Additional testing was requested on Sept. 17, but water collection from several Lake Jackson locations was delayed until Sept. 22 because of Tropical Storm Beta, KHOU reported.

The CDC’s test results, which came in Friday, said the organism was found in three of 11 locations tested — the splash pad,the fire hydrant and the family garden hose.

“We’re surprised, just as everybody is, that the tests came back for the system,” City Manager Modesto Mundo told KHOU.

The brain-eating amoeba that claimed the boy’s life is a rare but deadly organism, according to the CDC. It thrives in warm lakes, rivers, hot springs and in the soil, entering the body through the nose. In “very rare instances,” though, brain-eating amoeba infections occur when contaminated water from other sources, including inadequately chlorinated swimming pool water and contaminated tap water) enters the nose.

“The impact of this is severe,” Sipple said in an emergency request to Texas Gov. Greg Abbott “The potential damages include: sickness and death.”

The illness the organism causes, primary amebic meningoencephalitis, is almost always fatal, killing 90 to 95 percent of those who become infected, the CDC says. Five people in North America, four of them in the United States, have survived the illness since 1978, according to the agency.

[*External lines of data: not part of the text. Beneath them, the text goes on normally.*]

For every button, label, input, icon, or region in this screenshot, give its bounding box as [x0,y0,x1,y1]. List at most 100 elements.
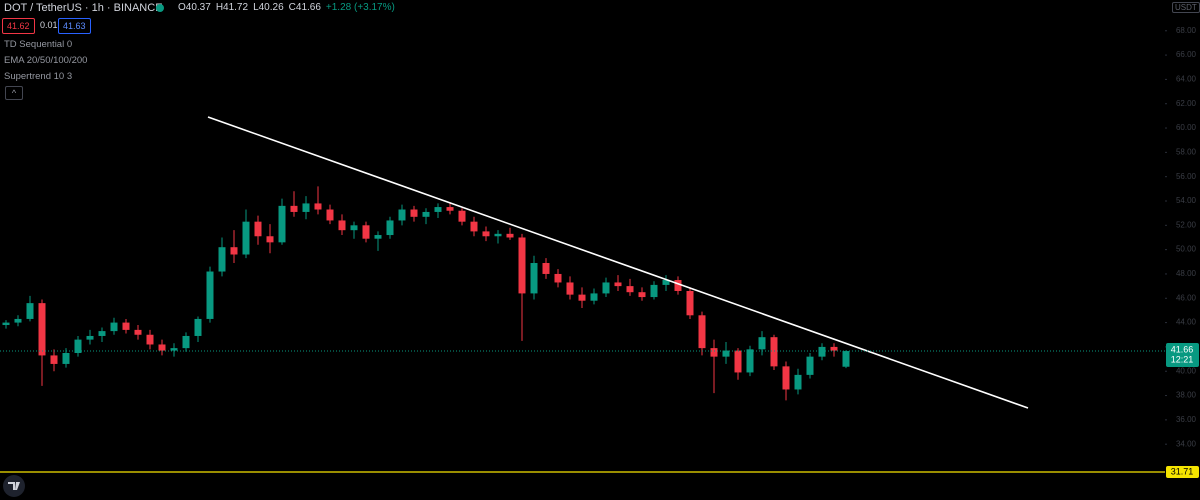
candle-body [194,318,202,336]
y-tick-label: 56.00 [1176,172,1197,181]
tv-logo [3,475,25,497]
y-tick-label: 44.00 [1176,318,1197,327]
candle-body [482,231,490,237]
ohlc-item: C41.66 [288,2,321,13]
candle-body [146,334,154,345]
candle-body [110,322,118,332]
ohlc-values: O40.37 H41.72 L40.26 C41.66 +1.28 (+3.17%) [178,2,400,13]
candle-body [590,293,598,301]
y-tick-label: 64.00 [1176,75,1197,84]
candle-body [650,284,658,298]
last-price-label: 41.66 [1171,344,1194,354]
ohlc-item: H41.72 [215,2,249,13]
candle-body [290,205,298,212]
candle-body [2,322,10,326]
candle-body [626,286,634,293]
candle-body [122,322,130,330]
candle-body [698,315,706,349]
candle-body [386,220,394,236]
collapse-button[interactable]: ^ [5,86,23,100]
y-tick-label: 54.00 [1176,196,1197,205]
y-tick-label: 38.00 [1176,391,1197,400]
y-tick-label: 66.00 [1176,50,1197,59]
currency-button[interactable]: USDT [1172,2,1200,13]
y-tick-label: 46.00 [1176,293,1197,302]
candle-body [326,209,334,221]
symbol-title[interactable]: DOT / TetherUS · 1h · BINANCE [4,2,163,14]
y-tick-label: 36.00 [1176,415,1197,424]
candle-body [422,211,430,217]
candle-body [458,210,466,222]
candle-body [446,207,454,211]
y-tick-label: 34.00 [1176,439,1197,448]
candle-body [134,329,142,335]
candle-body [302,203,310,212]
candle-body [770,337,778,367]
trend-line[interactable] [207,116,1029,409]
candle-body [26,303,34,319]
candle-body [182,335,190,349]
candle-body [806,356,814,375]
ask-price[interactable]: 41.63 [58,18,91,34]
candle-body [14,318,22,323]
candle-body [566,282,574,295]
market-status[interactable] [156,4,164,12]
candle-body [818,346,826,357]
candle-body [206,271,214,319]
candle-body [350,225,358,231]
spread: 0.01 [40,20,58,30]
y-tick-label: 50.00 [1176,245,1197,254]
candle-body [662,280,670,285]
candle-body [278,205,286,243]
candle-body [578,294,586,301]
candle-body [602,282,610,294]
y-tick-label: 68.00 [1176,26,1197,35]
candle-body [518,237,526,294]
candle-body [242,221,250,255]
y-tick-label: 48.00 [1176,269,1197,278]
candle-body [710,348,718,357]
candle-body [362,225,370,239]
candle-body [614,282,622,287]
bid-price[interactable]: 41.62 [2,18,35,34]
candle-body [722,350,730,357]
candle-body [398,209,406,221]
ohlc-item: L40.26 [253,2,284,13]
candle-body [494,233,502,237]
candle-body [638,292,646,298]
candle-body [674,280,682,291]
price-axis [1165,0,1200,500]
last-price-tag [1166,343,1199,368]
horizontal-line-label: 31.71 [1171,466,1194,476]
candle-body [554,273,562,283]
candle-body [338,220,346,231]
candle-body [374,235,382,239]
ohlc-item: +1.28 (+3.17%) [325,2,395,13]
candle-body [434,207,442,212]
indicator-label[interactable]: Supertrend 10 3 [4,71,73,82]
candle-body [314,203,322,210]
candle-body [86,335,94,340]
candle-body [218,247,226,272]
candle-body [746,349,754,373]
candle-body [230,247,238,255]
candle-body [506,233,514,238]
candle-body [686,290,694,316]
y-tick-label: 60.00 [1176,123,1197,132]
candle-body [74,339,82,353]
horizontal-line-tag [1166,466,1199,479]
candle-body [170,348,178,351]
candle-body [794,374,802,390]
candle-body [98,331,106,336]
candle-body [254,221,262,237]
y-tick-label: 58.00 [1176,147,1197,156]
candle-body [842,351,850,367]
indicator-label[interactable]: EMA 20/50/100/200 [4,55,88,66]
y-tick-label: 52.00 [1176,220,1197,229]
ohlc-item: O40.37 [178,2,211,13]
candle-body [542,263,550,274]
candle-body [734,350,742,373]
candle-body [158,344,166,351]
candle-body [50,355,58,364]
indicator-label[interactable]: TD Sequential 0 [4,39,73,50]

Because the organism enters the body through the nose, the Texas Commission on Environmental Quality cautioned Lake Jackson residents to take extra care to ensure they don’t splash water up their noses while bathing, showering, washing their faces or swimming to prevent brain-eating amoeba from entering their bodies. Among other precautions, parents were encouraged to keep their children away from hoses, sprinklers or any toy or device that may accidentally squirt water, and to empty and scrub hard plastic and blow-up pools after every use and allow them to thoroughly dry.

Although contamination by the microbe of a treated public water system is rare in the United States, the first country’s first deaths from naegleria fowleri found in tap water occurred in southern Louisiana in 2011 and 2013, according to the CDC. The agency said the organism was also found in an untreated geothermal well-supplied drinking water system in Arizona in 2003.